Más allá del impacto técnico, el robo de agua representa una falta de solidaridad con los vecinos que sí pagan su recibo y una amenaza para la estabilidad del sistema hidráulico de Reynosa.
Programas para regularizarse y recuperar el equilibrio
Ante este panorama, las autoridades exhortaron a la ciudadanía a regularizar su situación a través de los programas Pago Seguro y Temporal (PST), que permiten establecer convenios desde 100 pesos.
“El costo del recibo no solo cubre el agua, sino también el drenaje. La ley nos faculta para cortar ambos servicios en caso de adeudo”, advirtió Fernández Gallardo, quien insistió en la importancia de acercarse a los módulos antes de enfrentar sanciones más severas.
Tecnología y modernización en la medición del consumo
Para frenar el descontrol en las lecturas, el organismo implementa equipos de telemetría en establecimientos comerciales como tiendas de conveniencia. Esta tecnología permitirá registrar el consumo en tiempo real y detectar irregularidades sin necesidad de inspecciones físicas.
La modernización del sistema busca fortalecer la eficiencia operativa, mejorar la transparencia y evitar que las pérdidas técnicas o clandestinas afecten la calidad del servicio en zonas residenciales y empresariales.
Basura y obstrucciones en el río Bravo complican el abasto
A pesar de los esfuerzos por mantener la estabilidad en el suministro, se han retirado grandes cantidades de basura y desechos del cauce del río Bravo, principal fuente de captación para la ciudad.
Durante las labores de limpieza, se detectó incluso un basurero clandestino, lo que generó retrasos en los trabajos de saneamiento. Fernández Gallardo aseguró que actualmente no existen fallas en las bocatomas, pero advirtió que la contaminación podría afectar el abasto si no se refuerza la conciencia ambiental.

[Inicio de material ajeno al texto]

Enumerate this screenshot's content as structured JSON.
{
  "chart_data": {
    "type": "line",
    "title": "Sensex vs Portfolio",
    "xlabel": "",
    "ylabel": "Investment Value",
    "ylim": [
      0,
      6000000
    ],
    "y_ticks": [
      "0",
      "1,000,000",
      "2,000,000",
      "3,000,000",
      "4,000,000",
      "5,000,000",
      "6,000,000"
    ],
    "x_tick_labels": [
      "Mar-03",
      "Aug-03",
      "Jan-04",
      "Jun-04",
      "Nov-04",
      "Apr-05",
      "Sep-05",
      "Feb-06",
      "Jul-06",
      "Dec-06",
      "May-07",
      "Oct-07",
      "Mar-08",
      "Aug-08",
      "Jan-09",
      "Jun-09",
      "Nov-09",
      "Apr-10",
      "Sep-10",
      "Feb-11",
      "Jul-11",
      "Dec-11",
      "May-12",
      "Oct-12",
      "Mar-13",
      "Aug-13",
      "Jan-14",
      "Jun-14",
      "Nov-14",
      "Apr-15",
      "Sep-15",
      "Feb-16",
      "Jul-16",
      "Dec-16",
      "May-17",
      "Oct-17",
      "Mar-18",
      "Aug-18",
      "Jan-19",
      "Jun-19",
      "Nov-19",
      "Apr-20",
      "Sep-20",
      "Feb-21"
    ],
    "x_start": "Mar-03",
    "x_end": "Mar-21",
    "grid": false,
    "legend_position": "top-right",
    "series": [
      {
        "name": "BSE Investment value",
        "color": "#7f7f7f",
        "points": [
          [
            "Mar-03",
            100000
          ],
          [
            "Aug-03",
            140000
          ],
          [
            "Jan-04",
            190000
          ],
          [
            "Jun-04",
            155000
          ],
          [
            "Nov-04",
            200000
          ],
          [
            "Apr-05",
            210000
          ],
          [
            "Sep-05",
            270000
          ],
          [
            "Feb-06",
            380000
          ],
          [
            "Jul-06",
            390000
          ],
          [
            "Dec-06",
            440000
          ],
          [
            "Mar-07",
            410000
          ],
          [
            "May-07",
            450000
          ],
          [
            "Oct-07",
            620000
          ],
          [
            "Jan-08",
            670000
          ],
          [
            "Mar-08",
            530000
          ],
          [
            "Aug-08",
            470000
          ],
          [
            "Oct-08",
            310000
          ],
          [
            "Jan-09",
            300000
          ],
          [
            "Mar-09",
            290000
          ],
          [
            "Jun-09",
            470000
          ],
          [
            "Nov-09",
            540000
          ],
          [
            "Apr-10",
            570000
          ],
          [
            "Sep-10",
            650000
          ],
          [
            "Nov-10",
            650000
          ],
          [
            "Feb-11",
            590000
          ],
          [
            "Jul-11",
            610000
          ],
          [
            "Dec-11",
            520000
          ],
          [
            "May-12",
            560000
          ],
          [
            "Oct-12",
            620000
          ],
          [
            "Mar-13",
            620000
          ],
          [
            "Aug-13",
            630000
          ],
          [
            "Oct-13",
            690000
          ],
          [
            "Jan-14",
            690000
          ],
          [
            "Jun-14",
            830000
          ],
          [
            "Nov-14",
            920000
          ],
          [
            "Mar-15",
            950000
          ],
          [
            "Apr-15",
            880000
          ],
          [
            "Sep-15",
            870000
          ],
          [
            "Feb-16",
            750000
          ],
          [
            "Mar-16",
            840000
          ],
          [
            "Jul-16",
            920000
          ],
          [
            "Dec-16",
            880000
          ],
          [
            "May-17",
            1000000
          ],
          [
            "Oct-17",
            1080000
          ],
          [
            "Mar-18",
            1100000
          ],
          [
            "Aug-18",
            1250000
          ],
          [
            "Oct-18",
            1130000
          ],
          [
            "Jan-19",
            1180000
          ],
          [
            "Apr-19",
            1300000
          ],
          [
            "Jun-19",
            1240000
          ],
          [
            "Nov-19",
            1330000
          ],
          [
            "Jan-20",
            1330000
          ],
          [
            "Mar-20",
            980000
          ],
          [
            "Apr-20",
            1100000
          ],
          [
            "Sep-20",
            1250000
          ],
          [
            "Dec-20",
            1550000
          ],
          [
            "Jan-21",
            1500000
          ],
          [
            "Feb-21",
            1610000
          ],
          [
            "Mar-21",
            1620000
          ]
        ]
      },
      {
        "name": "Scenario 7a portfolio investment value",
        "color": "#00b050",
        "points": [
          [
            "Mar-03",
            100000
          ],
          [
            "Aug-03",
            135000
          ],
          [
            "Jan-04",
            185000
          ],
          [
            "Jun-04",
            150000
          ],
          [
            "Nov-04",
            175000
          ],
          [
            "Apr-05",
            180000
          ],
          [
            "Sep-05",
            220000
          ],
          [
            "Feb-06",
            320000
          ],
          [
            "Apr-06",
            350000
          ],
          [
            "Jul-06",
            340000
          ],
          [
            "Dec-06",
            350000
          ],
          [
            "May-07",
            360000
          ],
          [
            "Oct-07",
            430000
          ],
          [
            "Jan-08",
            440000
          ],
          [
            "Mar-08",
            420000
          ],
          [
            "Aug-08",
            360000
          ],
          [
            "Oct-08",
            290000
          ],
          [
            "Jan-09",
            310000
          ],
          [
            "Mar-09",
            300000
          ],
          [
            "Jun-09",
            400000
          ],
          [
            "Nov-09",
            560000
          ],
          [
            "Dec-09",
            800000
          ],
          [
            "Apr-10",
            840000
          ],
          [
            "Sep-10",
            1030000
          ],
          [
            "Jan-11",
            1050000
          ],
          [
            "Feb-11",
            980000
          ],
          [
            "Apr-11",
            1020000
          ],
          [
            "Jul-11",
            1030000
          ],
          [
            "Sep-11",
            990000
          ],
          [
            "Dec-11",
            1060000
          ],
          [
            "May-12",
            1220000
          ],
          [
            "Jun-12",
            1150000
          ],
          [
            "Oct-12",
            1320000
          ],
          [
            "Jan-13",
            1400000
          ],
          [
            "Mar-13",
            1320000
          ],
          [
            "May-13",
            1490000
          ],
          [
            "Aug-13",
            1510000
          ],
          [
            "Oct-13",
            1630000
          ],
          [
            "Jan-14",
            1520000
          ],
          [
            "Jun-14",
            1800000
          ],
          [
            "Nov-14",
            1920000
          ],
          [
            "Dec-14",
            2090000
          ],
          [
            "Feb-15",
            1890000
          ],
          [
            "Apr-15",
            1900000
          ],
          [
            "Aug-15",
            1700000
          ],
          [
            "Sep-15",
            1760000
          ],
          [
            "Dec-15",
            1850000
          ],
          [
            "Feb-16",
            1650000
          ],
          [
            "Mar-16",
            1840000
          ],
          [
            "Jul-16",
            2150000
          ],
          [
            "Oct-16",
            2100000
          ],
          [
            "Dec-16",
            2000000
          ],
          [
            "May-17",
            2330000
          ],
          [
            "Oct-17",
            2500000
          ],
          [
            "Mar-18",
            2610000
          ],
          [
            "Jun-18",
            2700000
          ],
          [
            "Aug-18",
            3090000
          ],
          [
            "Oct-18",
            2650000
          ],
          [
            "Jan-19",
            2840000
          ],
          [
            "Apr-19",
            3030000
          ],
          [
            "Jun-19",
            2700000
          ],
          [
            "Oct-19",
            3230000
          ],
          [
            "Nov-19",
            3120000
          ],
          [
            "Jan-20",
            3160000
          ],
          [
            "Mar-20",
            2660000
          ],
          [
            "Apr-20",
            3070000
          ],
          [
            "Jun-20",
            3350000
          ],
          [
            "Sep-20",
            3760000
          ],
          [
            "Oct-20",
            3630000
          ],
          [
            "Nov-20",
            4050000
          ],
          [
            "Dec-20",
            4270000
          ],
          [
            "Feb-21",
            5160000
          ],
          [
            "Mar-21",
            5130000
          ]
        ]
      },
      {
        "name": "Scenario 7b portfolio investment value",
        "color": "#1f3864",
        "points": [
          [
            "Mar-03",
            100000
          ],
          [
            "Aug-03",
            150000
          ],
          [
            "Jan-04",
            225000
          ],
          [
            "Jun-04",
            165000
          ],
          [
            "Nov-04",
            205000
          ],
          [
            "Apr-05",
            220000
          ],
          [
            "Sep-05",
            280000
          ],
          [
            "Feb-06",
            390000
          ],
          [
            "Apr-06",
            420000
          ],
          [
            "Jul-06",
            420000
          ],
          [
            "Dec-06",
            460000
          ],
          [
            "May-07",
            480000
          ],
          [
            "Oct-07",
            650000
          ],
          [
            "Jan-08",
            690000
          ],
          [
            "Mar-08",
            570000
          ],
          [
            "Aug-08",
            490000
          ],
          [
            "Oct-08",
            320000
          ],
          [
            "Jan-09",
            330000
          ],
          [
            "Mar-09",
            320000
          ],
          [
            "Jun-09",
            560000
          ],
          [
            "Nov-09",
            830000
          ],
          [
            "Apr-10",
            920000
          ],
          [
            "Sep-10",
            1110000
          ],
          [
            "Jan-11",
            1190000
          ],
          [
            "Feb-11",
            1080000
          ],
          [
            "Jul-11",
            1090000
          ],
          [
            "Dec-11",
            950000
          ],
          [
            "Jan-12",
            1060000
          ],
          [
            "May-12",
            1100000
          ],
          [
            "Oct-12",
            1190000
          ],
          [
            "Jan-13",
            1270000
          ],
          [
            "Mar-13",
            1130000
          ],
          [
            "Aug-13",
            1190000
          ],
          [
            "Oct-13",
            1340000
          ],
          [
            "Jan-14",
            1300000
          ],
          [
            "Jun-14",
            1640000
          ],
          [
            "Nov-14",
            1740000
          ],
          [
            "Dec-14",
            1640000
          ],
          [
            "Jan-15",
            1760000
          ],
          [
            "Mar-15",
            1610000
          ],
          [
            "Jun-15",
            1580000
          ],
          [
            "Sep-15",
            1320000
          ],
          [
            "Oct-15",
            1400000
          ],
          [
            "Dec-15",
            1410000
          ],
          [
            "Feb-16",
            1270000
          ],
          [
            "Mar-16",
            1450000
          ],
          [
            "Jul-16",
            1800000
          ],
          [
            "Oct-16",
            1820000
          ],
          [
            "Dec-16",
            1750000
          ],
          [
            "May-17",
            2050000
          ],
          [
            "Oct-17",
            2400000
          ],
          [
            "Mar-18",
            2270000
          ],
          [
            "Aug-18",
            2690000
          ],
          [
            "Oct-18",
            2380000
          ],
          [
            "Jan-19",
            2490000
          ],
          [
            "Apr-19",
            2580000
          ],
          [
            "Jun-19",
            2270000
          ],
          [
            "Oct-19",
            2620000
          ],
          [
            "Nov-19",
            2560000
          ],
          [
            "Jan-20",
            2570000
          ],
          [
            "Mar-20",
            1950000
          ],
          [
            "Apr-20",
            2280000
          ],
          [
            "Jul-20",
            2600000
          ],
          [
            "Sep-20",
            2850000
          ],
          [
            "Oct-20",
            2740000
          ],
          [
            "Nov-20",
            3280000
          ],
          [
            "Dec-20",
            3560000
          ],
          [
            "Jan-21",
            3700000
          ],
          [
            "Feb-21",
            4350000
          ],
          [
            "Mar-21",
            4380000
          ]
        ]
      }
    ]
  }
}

Mantenimiento preventivo para evitar cortes prolongados
Como parte del plan operativo, durante los meses de noviembre, diciembre y enero se realizarán labores de mantenimiento preventivo en la infraestructura eléctrica e hidráulica. El objetivo es reducir los efectos de las variaciones de energía y garantizar que los equipos funcionen al 100 por ciento.
“Son trabajos programados, no cortes intencionales. Queremos evitar interrupciones prolongadas y asegurar un servicio continuo para toda la población”, explicó la funcionaria.
Una lucha compartida por el agua de Reynosa
El agua es un recurso limitado, y su manejo requiere la colaboración de todos los sectores. Cada toma clandestina detectada representa un recordatorio de que el problema no solo es técnico, sino cultural.
Las autoridades insisten en que la cultura del agua debe reforzarse desde los hogares, escuelas y comercios. Cuidar, pagar y denunciar irregularidades son acciones necesarias para garantizar que el líquido vital llegue a quienes realmente lo necesitan.
En Reynosa, la batalla por el agua no se libra únicamente en las tuberías: también se libra en la conciencia colectiva de una ciudad que busca equilibrio, justicia y sostenibilidad.